Even now, as I warm up to the subject just a bit, the butterflies have decided to visit my middle regions. Confession time; I don’t like admitting I make mistakes.
But after almost 60 years on this planet, I’m learning to admit that I make mistakes; lots of them. But it still makes me uneasy to say this publicly. I’m a proud man; way too proud.
It’s fairly easy to admit that I made mistakes in a theoretical sense; “hey, we all make mistakes right? Ha Ha.” Next subject, please! But to admit to a particular mistake…to do that, you have to leave the theoretical and enter the world of cold hard reality. And that’s personal, and painful.

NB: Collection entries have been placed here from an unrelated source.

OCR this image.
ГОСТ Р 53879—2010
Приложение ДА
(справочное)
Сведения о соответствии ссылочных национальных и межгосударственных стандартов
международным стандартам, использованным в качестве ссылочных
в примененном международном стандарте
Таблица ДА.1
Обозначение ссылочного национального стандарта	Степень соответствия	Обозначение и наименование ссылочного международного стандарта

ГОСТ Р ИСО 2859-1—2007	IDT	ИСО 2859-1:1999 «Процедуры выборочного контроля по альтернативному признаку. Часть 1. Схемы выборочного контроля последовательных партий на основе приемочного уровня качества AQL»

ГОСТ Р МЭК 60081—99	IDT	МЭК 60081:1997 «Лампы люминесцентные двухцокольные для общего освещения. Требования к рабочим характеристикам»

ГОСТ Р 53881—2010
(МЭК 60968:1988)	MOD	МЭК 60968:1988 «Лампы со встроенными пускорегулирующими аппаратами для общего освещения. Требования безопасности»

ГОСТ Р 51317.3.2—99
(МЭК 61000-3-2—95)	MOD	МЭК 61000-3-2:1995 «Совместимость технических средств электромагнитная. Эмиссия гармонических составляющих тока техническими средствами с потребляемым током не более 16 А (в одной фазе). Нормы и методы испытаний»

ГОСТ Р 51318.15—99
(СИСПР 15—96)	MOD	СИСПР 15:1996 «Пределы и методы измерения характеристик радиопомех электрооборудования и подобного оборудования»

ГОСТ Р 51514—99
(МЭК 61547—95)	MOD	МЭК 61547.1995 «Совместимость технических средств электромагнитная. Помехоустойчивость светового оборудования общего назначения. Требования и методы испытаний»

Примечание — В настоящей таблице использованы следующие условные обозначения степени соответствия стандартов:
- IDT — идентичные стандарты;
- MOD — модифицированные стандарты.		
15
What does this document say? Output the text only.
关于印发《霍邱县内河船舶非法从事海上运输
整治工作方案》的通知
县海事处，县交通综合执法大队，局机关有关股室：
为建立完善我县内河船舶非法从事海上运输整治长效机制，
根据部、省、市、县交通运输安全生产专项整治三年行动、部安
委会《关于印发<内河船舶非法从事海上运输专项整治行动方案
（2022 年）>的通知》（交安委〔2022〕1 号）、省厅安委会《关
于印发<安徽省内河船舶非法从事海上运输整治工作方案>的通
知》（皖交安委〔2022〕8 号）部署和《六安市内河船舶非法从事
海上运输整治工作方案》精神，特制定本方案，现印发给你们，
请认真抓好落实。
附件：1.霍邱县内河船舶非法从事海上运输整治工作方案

Humility is the precursor to gaining wisdom. If you think you know it all, why take the time to learn anything else? If you never make mistakes, there’s no need to learn from them, right? But if you will humble yourself, admit you don’t have it all together, recognize you do need to learn, embrace the reality that you do mistakes, a whole new world of opportunity opens up to you.
Last year, in one of our very infrequent ice/snow storms, I fell. I’m not sure how I fell. I had both feet firmly on the slick ice pack by my car. I had even reached out to the car to establish another touch point. Three points of contact with the ground and my car should have been enough to keep me from falling, but it didn’t. I went down hard and hurt my shoulder. Just thinking about it today makes my shoulder shrug in remembrance. Painful.

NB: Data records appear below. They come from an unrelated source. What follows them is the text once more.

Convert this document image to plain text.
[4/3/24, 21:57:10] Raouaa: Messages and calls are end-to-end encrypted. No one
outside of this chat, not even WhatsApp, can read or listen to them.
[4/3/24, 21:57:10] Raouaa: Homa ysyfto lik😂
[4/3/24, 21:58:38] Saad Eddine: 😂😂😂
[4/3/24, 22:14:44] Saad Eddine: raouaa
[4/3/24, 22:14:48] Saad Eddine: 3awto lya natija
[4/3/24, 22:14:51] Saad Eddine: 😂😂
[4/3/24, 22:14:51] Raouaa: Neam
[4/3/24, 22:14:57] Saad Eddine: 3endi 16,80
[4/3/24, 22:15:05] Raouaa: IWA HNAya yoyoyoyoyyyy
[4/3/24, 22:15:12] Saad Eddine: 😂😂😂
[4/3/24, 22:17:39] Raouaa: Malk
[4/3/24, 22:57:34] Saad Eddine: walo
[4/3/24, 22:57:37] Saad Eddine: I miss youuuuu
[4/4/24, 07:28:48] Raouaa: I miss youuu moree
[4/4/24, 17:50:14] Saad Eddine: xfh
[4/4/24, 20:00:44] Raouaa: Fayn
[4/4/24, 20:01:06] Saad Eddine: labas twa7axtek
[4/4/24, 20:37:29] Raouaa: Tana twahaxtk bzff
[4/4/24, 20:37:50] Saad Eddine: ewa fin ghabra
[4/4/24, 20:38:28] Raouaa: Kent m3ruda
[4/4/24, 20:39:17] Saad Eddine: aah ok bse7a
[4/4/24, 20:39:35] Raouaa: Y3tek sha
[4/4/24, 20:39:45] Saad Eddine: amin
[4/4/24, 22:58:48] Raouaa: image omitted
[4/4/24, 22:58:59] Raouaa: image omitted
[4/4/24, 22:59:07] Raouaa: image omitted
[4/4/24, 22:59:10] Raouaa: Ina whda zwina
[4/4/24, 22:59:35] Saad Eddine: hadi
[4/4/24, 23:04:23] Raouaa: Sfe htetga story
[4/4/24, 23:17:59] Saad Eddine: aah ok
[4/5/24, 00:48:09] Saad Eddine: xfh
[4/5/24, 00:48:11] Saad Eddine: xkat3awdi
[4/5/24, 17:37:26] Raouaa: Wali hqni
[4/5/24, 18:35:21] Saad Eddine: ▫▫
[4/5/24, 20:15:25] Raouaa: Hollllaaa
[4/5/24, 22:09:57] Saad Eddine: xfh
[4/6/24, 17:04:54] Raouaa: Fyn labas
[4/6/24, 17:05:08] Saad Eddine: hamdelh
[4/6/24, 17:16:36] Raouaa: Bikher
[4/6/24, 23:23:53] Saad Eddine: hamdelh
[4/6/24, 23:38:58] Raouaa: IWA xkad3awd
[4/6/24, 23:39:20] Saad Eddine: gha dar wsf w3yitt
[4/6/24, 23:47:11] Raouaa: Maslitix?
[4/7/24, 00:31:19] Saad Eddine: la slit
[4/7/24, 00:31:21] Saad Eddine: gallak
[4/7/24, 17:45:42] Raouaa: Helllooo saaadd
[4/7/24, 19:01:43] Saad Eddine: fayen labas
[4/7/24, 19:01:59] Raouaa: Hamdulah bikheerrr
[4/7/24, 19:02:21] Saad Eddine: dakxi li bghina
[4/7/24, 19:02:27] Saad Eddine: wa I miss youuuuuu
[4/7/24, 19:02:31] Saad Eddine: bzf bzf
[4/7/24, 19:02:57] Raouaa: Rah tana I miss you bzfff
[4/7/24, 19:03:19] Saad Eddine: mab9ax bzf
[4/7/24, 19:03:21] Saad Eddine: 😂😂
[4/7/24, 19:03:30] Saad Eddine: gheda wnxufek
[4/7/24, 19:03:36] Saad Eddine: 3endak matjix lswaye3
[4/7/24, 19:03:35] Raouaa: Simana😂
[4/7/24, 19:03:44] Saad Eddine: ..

I said I didn’t know how I fell, but I guess I really do know. My feet were on a very slick ice pack. The mistake I made? Don’t walk on dangerous ground. Find a way around that “fall just waiting to happen patch” or change the terrain. Find a way.
So when this year’s infrequent ice/snow storm hit us, I changed my routine ever so slightly. I made sure I didn’t step out on slick ice packs. Last year, I was thinking, “I got this…I even have three points of contact!” And then I fell. This year, I’m thinking, “see the danger and avoid it.” And I didn’t fall.
Are you learning from your mistakes? I’m trying to.